If you’ve never felt like crying when you were a child because you didn’t look or act like the other kids and they made fun of you, then you don’t know what White privilege means.

If you’ve never felt angry because the “funny” characters on tv shows and cartoons look and sound a lot like you, then you don’t know what White privilege means.

If you’ve never felt intimated or scared when a stranger, who is White, yells at you; calls you names; threatens you with bodily harm, for no reason other than because of who you are, then you don’t know what White privilege means.

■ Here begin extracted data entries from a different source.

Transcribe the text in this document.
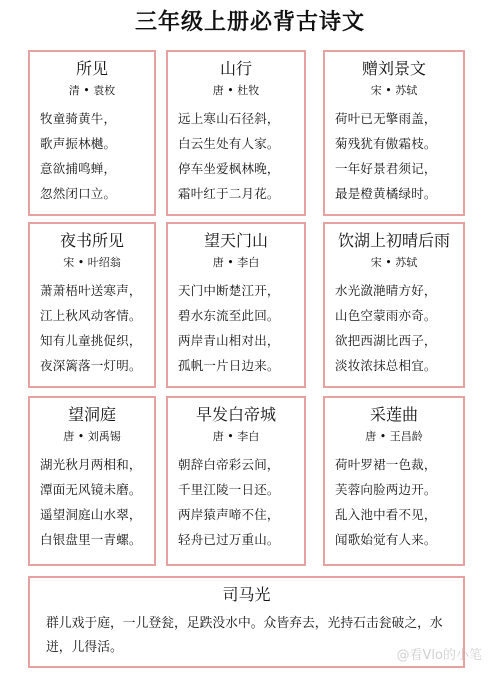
三年级上册必背古诗文
所见
清 • 袁枚
牧童骑黄牛，
歌声振林樾。
意欲捕鸣蝉，
忽然闭口立。
山行
唐 • 杜牧
远上寒山石径斜，
白云生处有人家。
停车坐爱枫林晚，
霜叶红于二月花。
赠刘景文
宋 • 苏轼
荷叶已无擎雨盖，
菊残犹有傲霜枝。
一年好景君须记，
最是橙黄橘绿时。
夜书所见
宋 • 叶绍翁
萧萧梧叶送寒声，
江上秋风动客情。
知有儿童挑促织，
夜深篱落一灯明。
望天门山
唐 • 李白
天门中断楚江开，
碧水东流至此回。
两岸青山相对出，
孤帆一片日边来。
饮湖上初晴后雨
宋 • 苏轼
水光潋滟晴方好，
山色空蒙雨亦奇。
欲把西湖比西子，
淡妆浓抹总相宜。
望洞庭
唐 • 刘禹锡
湖光秋月两相和，
潭面无风镜未磨。
遥望洞庭山水翠，
白银盘里一青螺。
早发白帝城
唐 • 李白
朝辞白帝彩云间，
千里江陵一日还。
两岸猿声啼不住，
轻舟已过万重山。
采莲曲
唐 • 王昌龄
荷叶罗裙一色裁，
芙蓉向脸两边开。
乱入池中看不见，
闻歌始觉有人来。
司马光
群儿戏于庭，一儿登瓮，足跌没水中。众皆弃去，光持石击瓮破之，水迸，儿得活。
@看Vlo的小笔
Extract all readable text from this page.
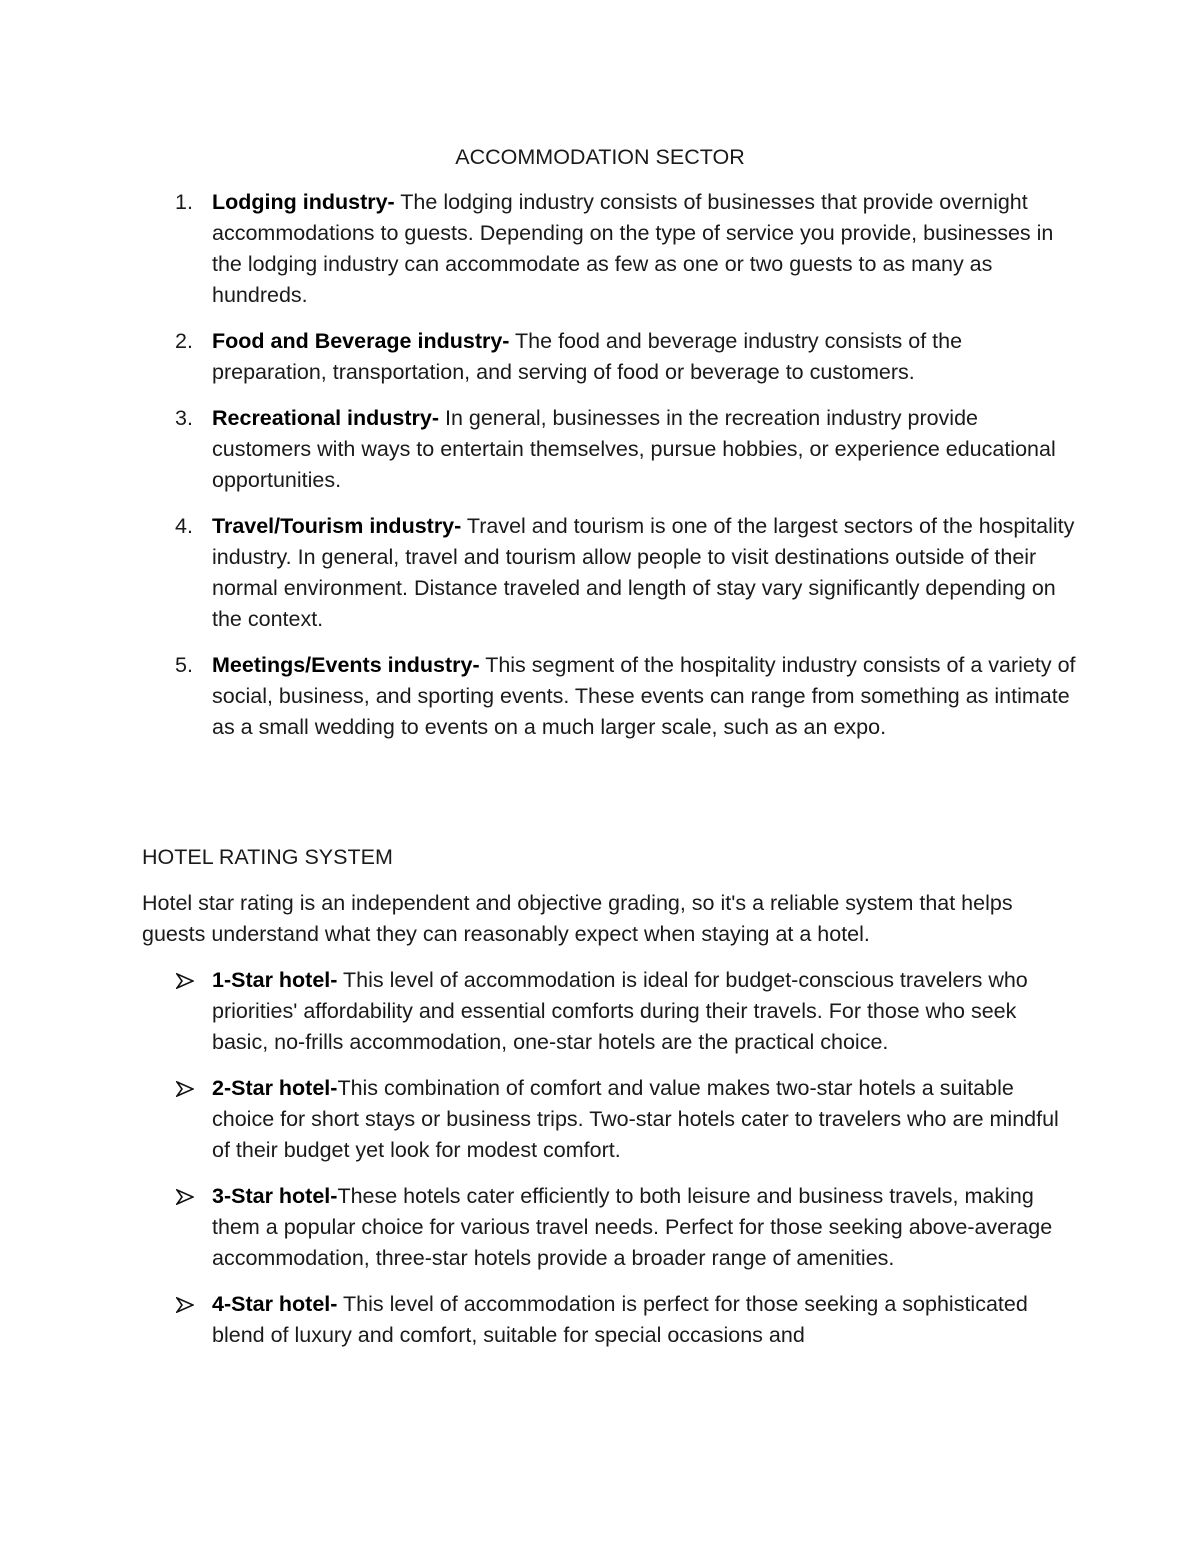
ACCOMMODATION SECTOR
1. Lodging industry- The lodging industry consists of businesses that provide overnight accommodations to guests. Depending on the type of service you provide, businesses in the lodging industry can accommodate as few as one or two guests to as many as hundreds.
2. Food and Beverage industry- The food and beverage industry consists of the preparation, transportation, and serving of food or beverage to customers.
3. Recreational industry- In general, businesses in the recreation industry provide customers with ways to entertain themselves, pursue hobbies, or experience educational opportunities.
4. Travel/Tourism industry- Travel and tourism is one of the largest sectors of the hospitality industry. In general, travel and tourism allow people to visit destinations outside of their normal environment. Distance traveled and length of stay vary significantly depending on the context.
5. Meetings/Events industry- This segment of the hospitality industry consists of a variety of social, business, and sporting events. These events can range from something as intimate as a small wedding to events on a much larger scale, such as an expo.
HOTEL RATING SYSTEM

Hotel star rating is an independent and objective grading, so it's a reliable system that helps guests understand what they can reasonably expect when staying at a hotel.

1-Star hotel- This level of accommodation is ideal for budget-conscious travelers who priorities' affordability and essential comforts during their travels. For those who seek basic, no-frills accommodation, one-star hotels are the practical choice.
2-Star hotel-This combination of comfort and value makes two-star hotels a suitable choice for short stays or business trips. Two-star hotels cater to travelers who are mindful of their budget yet look for modest comfort.
3-Star hotel-These hotels cater efficiently to both leisure and business travels, making them a popular choice for various travel needs. Perfect for those seeking above-average accommodation, three-star hotels provide a broader range of amenities.
4-Star hotel- This level of accommodation is perfect for those seeking a sophisticated blend of luxury and comfort, suitable for special occasions and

If you’ve never experienced all of the above, then you have no idea what White privilege means or what racism is.

Racism, a thought.

Although it is widely thought among Americans that racism is a bad thing it seems to be generally tolerated. It’s kind of like a group of the loudest, most obnoxious people you can think of in a crowded room. Some will distance themselves, “If you don’t pay them the attention they’ll quiet down and go away”. Some will pretend they don’t exist, “Nonsense, there’s no one that loud in here and if there were, what of it? EVERYBODY is noisy.” Others will try to rationalize the whole thing, “Maybe they have a reason to be rude?”. None of this really works against racists and their hate so we are often left with only two courses of action. As a majority, we could shout louder and drown them out or, better yet, throw them out of the room altogether.